10. August 31st, 2020
Blue Jays receive: RHP Ross Stripling
Los Angeles Dodgers receive: RHP Kendall Williams and OF Ryan Noda
In a move to try and bolster the pitching corps during the shortened 2020 campaign, the front office decided to dip into their prospect pool and trade Kendall Williams and Ryan Noda to the Dodgers in exchange for five-year veteran Ross Stripling.
As a member of the Dodgers, Stripling had experience in both the rotation and bullpen, owning a 3.68 ERA through 143 appearances (59 starts) before being shipped off to Toronto. One of the big advantages about Stripling at the time was his experience at the MLB level and contract control, as the Jays were looking to crack the postseason for the first time since 2016 and needed some pitching help to get them over the edge.
The front office made a few more deals at the deadline, which pushed Stripling to the bullpen minus two starts but he struggled with his new club, posting a 6.32 ERA with 11 earned runs through 15.1 innings of work. The following campaign saw Stripling move back to the rotation and he started off rough once again, hitting the IL after his second start of the season and owning a 5.11 ERA come late May through eight appearances (he followed an opener one game but went seven innings, so I am counting it as a start). He would go on to finish the year with a 4.80 ERA through 101.1 innings while spending the entire month of September in the bullpen.
On the flip side, Atkins sent former second-round pick Williams and depth minor league outfielder Noda to California, which at the time seemed like a high price to pay considering those who followed the Jays minor league system was pretty keen on the right-hander from the famed IMG Academy.
In his first full season within the Dodgers farm system, Williams posted a 4.53 ERA through 23 outings in A ball, finishing the year with a 2.1 BB/9 and an 8.4 K/9 through 93.1 innings of work. Noda had a strong season in AA, smashing 29 home runs to the tune of a .901 OPS.
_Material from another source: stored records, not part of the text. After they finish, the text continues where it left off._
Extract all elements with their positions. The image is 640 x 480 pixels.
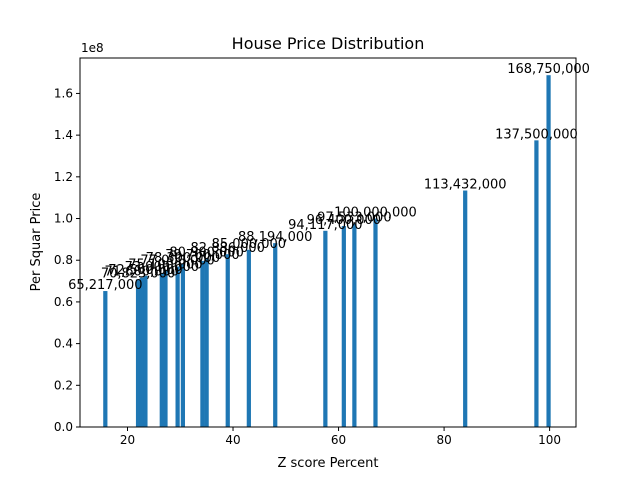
x-tick-label: 100 (538, 433, 561, 447)
y-axis-ticks: 0.0 0.2 0.4 0.6 0.8 1.0 1.2 1.4 1.6 (54, 86, 80, 434)
bar (139, 277, 144, 427)
y-tick-label: 0.8 (54, 253, 73, 267)
bar (352, 223, 357, 427)
bar-value-label: 75,100,000 (128, 257, 202, 272)
bar-value-label: 97,533,000 (317, 211, 391, 226)
bar (341, 226, 346, 427)
y-tick-label: 0.4 (54, 337, 73, 351)
bar-series (103, 75, 551, 427)
bar-value-label: 82,886,000 (191, 241, 265, 256)
y-tick-label: 1.6 (54, 86, 73, 100)
y-tick-label: 1.2 (54, 170, 73, 184)
bar (323, 230, 328, 427)
bar-value-label: 85,000,000 (212, 237, 286, 252)
bar (463, 190, 468, 427)
x-axis-ticks: 20 40 60 80 100 (120, 427, 561, 447)
bar (200, 260, 205, 427)
bar-value-label: 137,500,000 (495, 127, 578, 142)
bar (546, 75, 551, 427)
y-tick-label: 0.6 (54, 295, 73, 309)
bar (143, 275, 148, 427)
y-axis-offset-label: 1e8 (81, 41, 104, 55)
bar (135, 279, 141, 427)
bar-value-label: 96,400,000 (307, 213, 381, 228)
bar (273, 243, 278, 427)
bar (534, 140, 539, 427)
y-axis-label: Per Squar Price (29, 193, 44, 292)
bar-value-label: 78,300,000 (146, 251, 220, 266)
bar (204, 258, 209, 427)
bar-value-label: 94,117,000 (288, 218, 362, 233)
bar-value-label: 168,750,000 (507, 62, 590, 77)
bar (175, 266, 180, 427)
chart-title: House Price Distribution (232, 34, 425, 53)
bar (159, 272, 164, 427)
bar (246, 249, 251, 427)
x-tick-label: 20 (120, 433, 135, 447)
data-labels: 65,217,00070,823,00071,600,00072,500,000… (68, 62, 590, 293)
x-tick-label: 80 (436, 433, 451, 447)
y-tick-label: 1.4 (54, 128, 73, 142)
bar-value-label: 70,823,000 (101, 266, 175, 281)
bar-value-label: 80,900,000 (169, 245, 243, 260)
bar-value-label: 71,600,000 (105, 265, 179, 280)
bar (163, 270, 168, 427)
bar-value-label: 72,500,000 (108, 263, 182, 278)
bar (180, 263, 186, 427)
x-axis-label: Z score Percent (277, 456, 378, 471)
bar (225, 254, 230, 427)
bar (103, 291, 108, 427)
bar-value-label: 65,217,000 (68, 278, 142, 293)
y-tick-label: 0.2 (54, 378, 73, 392)
y-tick-label: 0.0 (54, 420, 73, 434)
y-tick-label: 1.0 (54, 212, 73, 226)
bar-value-label: 79,700,000 (165, 248, 239, 263)
bar-value-label: 113,432,000 (424, 178, 507, 193)
plot-frame (79, 57, 577, 428)
bar (373, 218, 378, 427)
bar-value-label: 88,194,000 (238, 230, 312, 245)
bar-value-label: 77,000,000 (140, 253, 214, 268)
x-tick-label: 40 (225, 433, 240, 447)
bar-value-label: 100,000,000 (334, 206, 417, 221)
x-tick-label: 60 (331, 433, 346, 447)
bar-value-label: 73,900,000 (125, 260, 199, 275)
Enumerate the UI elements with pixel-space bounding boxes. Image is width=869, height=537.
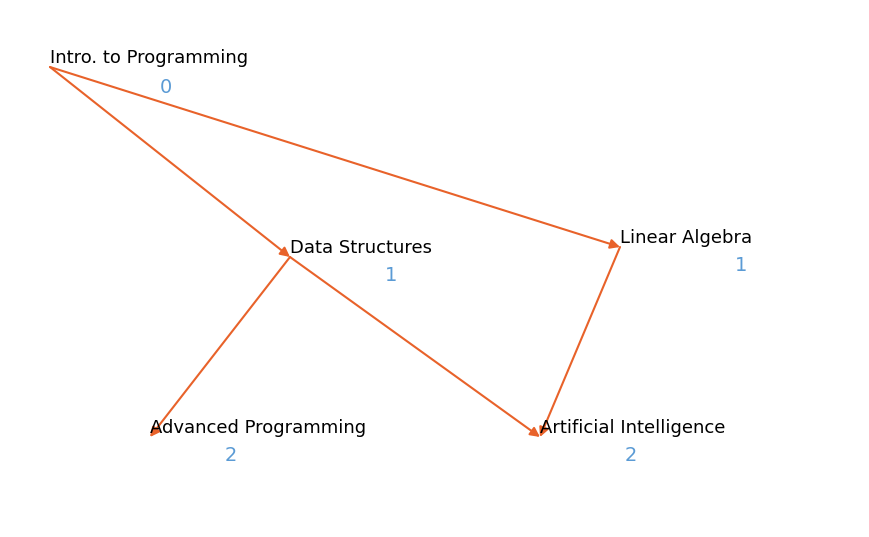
Text: Artificial Intelligence: Artificial Intelligence <box>540 419 725 437</box>
Text: 1: 1 <box>385 266 397 285</box>
Text: 1: 1 <box>734 256 746 275</box>
Text: Intro. to Programming: Intro. to Programming <box>50 49 248 67</box>
Text: 2: 2 <box>225 446 237 465</box>
Text: Linear Algebra: Linear Algebra <box>620 229 752 247</box>
Text: 2: 2 <box>624 446 637 465</box>
Text: 0: 0 <box>160 78 172 97</box>
Text: Data Structures: Data Structures <box>289 239 432 257</box>
Text: Advanced Programming: Advanced Programming <box>149 419 366 437</box>
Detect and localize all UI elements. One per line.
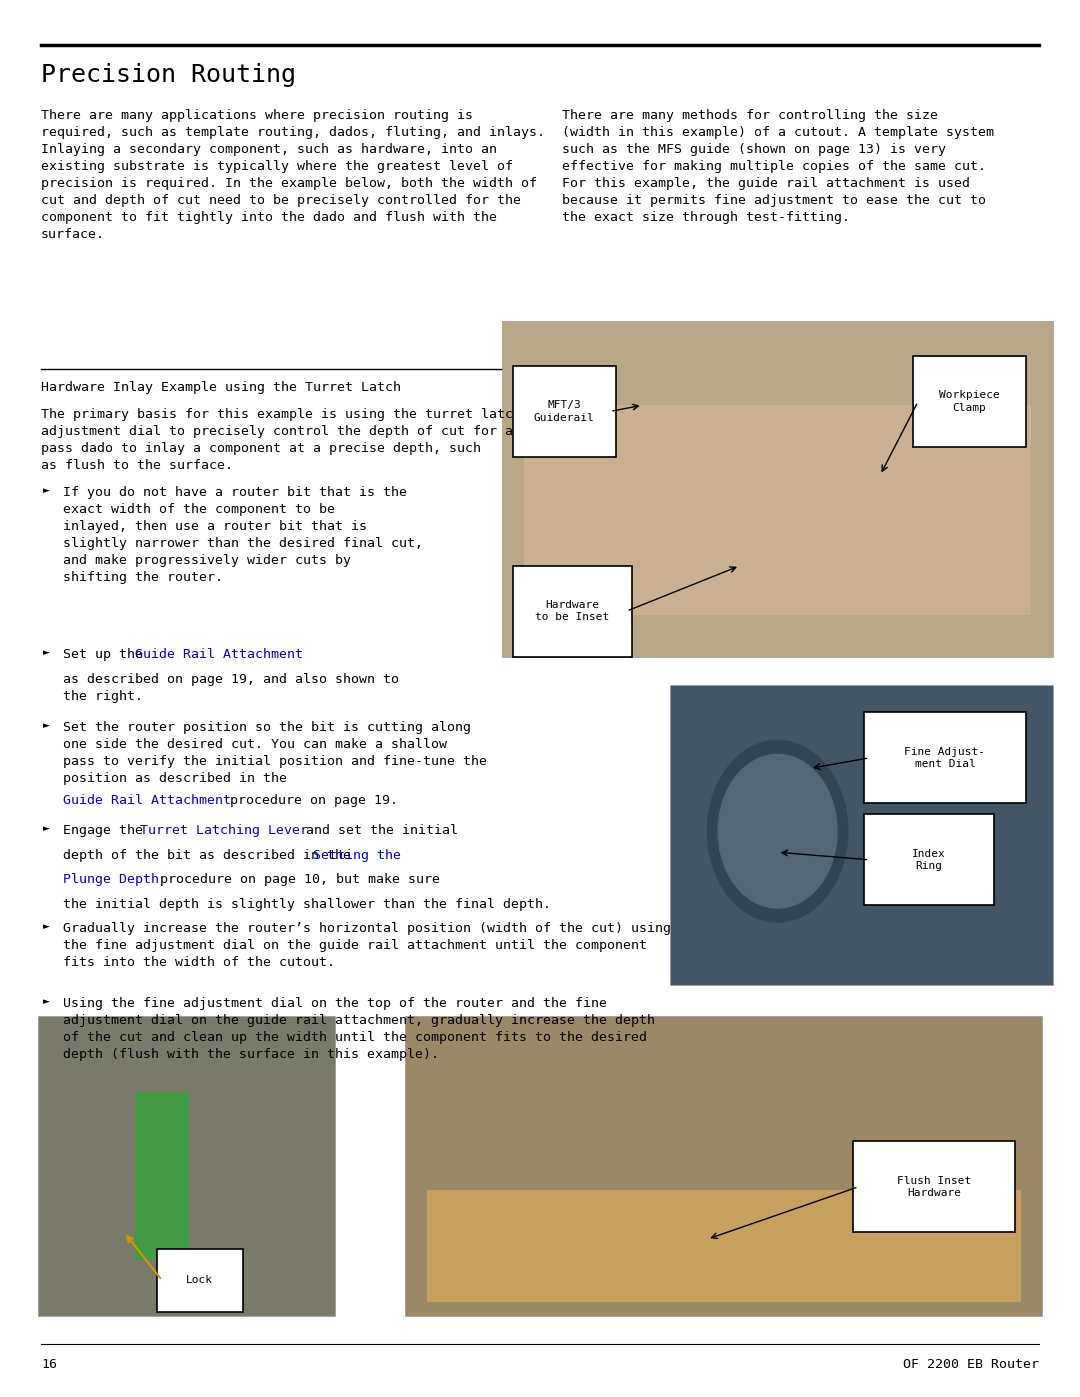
Text: Plunge Depth: Plunge Depth — [63, 873, 159, 886]
Text: depth of the bit as described in the: depth of the bit as described in the — [63, 849, 359, 862]
Text: There are many methods for controlling the size
(width in this example) of a cut: There are many methods for controlling t… — [562, 109, 994, 224]
Text: ►: ► — [43, 997, 50, 1006]
Text: Set the router position so the bit is cutting along
one side the desired cut. Yo: Set the router position so the bit is cu… — [63, 721, 487, 785]
Text: procedure on page 19.: procedure on page 19. — [222, 793, 399, 807]
Text: ►: ► — [43, 486, 50, 495]
Text: Flush Inset
Hardware: Flush Inset Hardware — [897, 1175, 971, 1199]
Text: Index
Ring: Index Ring — [912, 848, 946, 872]
FancyBboxPatch shape — [38, 1016, 335, 1316]
FancyBboxPatch shape — [853, 1141, 1015, 1232]
Text: ►: ► — [43, 648, 50, 657]
FancyBboxPatch shape — [135, 1092, 189, 1260]
Text: Hardware Inlay Example using the Turret Latch: Hardware Inlay Example using the Turret … — [41, 381, 401, 394]
Text: Turret Latching Lever: Turret Latching Lever — [140, 824, 309, 837]
FancyBboxPatch shape — [524, 405, 1031, 615]
Text: Precision Routing: Precision Routing — [41, 63, 296, 87]
FancyBboxPatch shape — [913, 356, 1026, 447]
FancyBboxPatch shape — [405, 1016, 1042, 1316]
Text: OF 2200 EB Router: OF 2200 EB Router — [903, 1358, 1039, 1370]
Text: and set the initial: and set the initial — [298, 824, 458, 837]
Text: Set up the: Set up the — [63, 648, 150, 661]
Text: as described on page 19, and also shown to
the right.: as described on page 19, and also shown … — [63, 672, 399, 703]
Text: Guide Rail Attachment: Guide Rail Attachment — [63, 793, 231, 807]
Text: Hardware
to be Inset: Hardware to be Inset — [536, 599, 609, 623]
Text: ►: ► — [43, 824, 50, 833]
Text: MFT/3
Guiderail: MFT/3 Guiderail — [534, 400, 595, 423]
Text: The primary basis for this example is using the turret latch and fine
adjustment: The primary basis for this example is us… — [41, 408, 593, 472]
FancyBboxPatch shape — [157, 1249, 243, 1312]
Text: Setting the: Setting the — [313, 849, 401, 862]
FancyBboxPatch shape — [427, 1190, 1021, 1302]
Text: There are many applications where precision routing is
required, such as templat: There are many applications where precis… — [41, 109, 545, 240]
FancyBboxPatch shape — [513, 366, 616, 457]
Circle shape — [718, 754, 837, 908]
FancyBboxPatch shape — [513, 566, 632, 657]
Text: Guide Rail Attachment: Guide Rail Attachment — [135, 648, 303, 661]
FancyBboxPatch shape — [670, 685, 1053, 985]
Text: Engage the: Engage the — [63, 824, 150, 837]
Circle shape — [707, 740, 848, 922]
Text: procedure on page 10, but make sure: procedure on page 10, but make sure — [152, 873, 441, 886]
Text: Gradually increase the router’s horizontal position (width of the cut) using
the: Gradually increase the router’s horizont… — [63, 922, 671, 970]
Text: Lock: Lock — [187, 1275, 214, 1285]
Text: Fine Adjust-
ment Dial: Fine Adjust- ment Dial — [905, 746, 986, 770]
Text: Workpiece
Clamp: Workpiece Clamp — [939, 390, 1000, 414]
Text: ►: ► — [43, 922, 50, 930]
FancyBboxPatch shape — [864, 712, 1026, 803]
Text: the initial depth is slightly shallower than the final depth.: the initial depth is slightly shallower … — [63, 898, 551, 911]
FancyBboxPatch shape — [864, 814, 994, 905]
Text: ►: ► — [43, 721, 50, 729]
FancyBboxPatch shape — [502, 321, 1053, 657]
Text: Using the fine adjustment dial on the top of the router and the fine
adjustment : Using the fine adjustment dial on the to… — [63, 997, 654, 1062]
Text: If you do not have a router bit that is the
exact width of the component to be
i: If you do not have a router bit that is … — [63, 486, 422, 584]
Text: 16: 16 — [41, 1358, 57, 1370]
This trade ranks in at number ten because Stripling could be the Jays’ fifth starter this year and because it is still a bit too early to see whether Williams will pan out to be a starter at the Major League level. Stripling might be an important cog in the machine that is the 2022 Jays starting rotation but could be moved to the bullpen if he starts to struggle early into the season or if reinforcements are brought in (whenever the season begins). Regardless, he will be a factor on the Jays active roster this year and in my opinion has the inside track for the last spot barring an outside acquisition or a Nate Pearson show-stealing Spring Training.
If Williams does end up becoming an everyday starter and Stripling implodes this season before becoming free agent eligible at the end of the year, this trade will most likely move from #10 to trades the club would like to forget.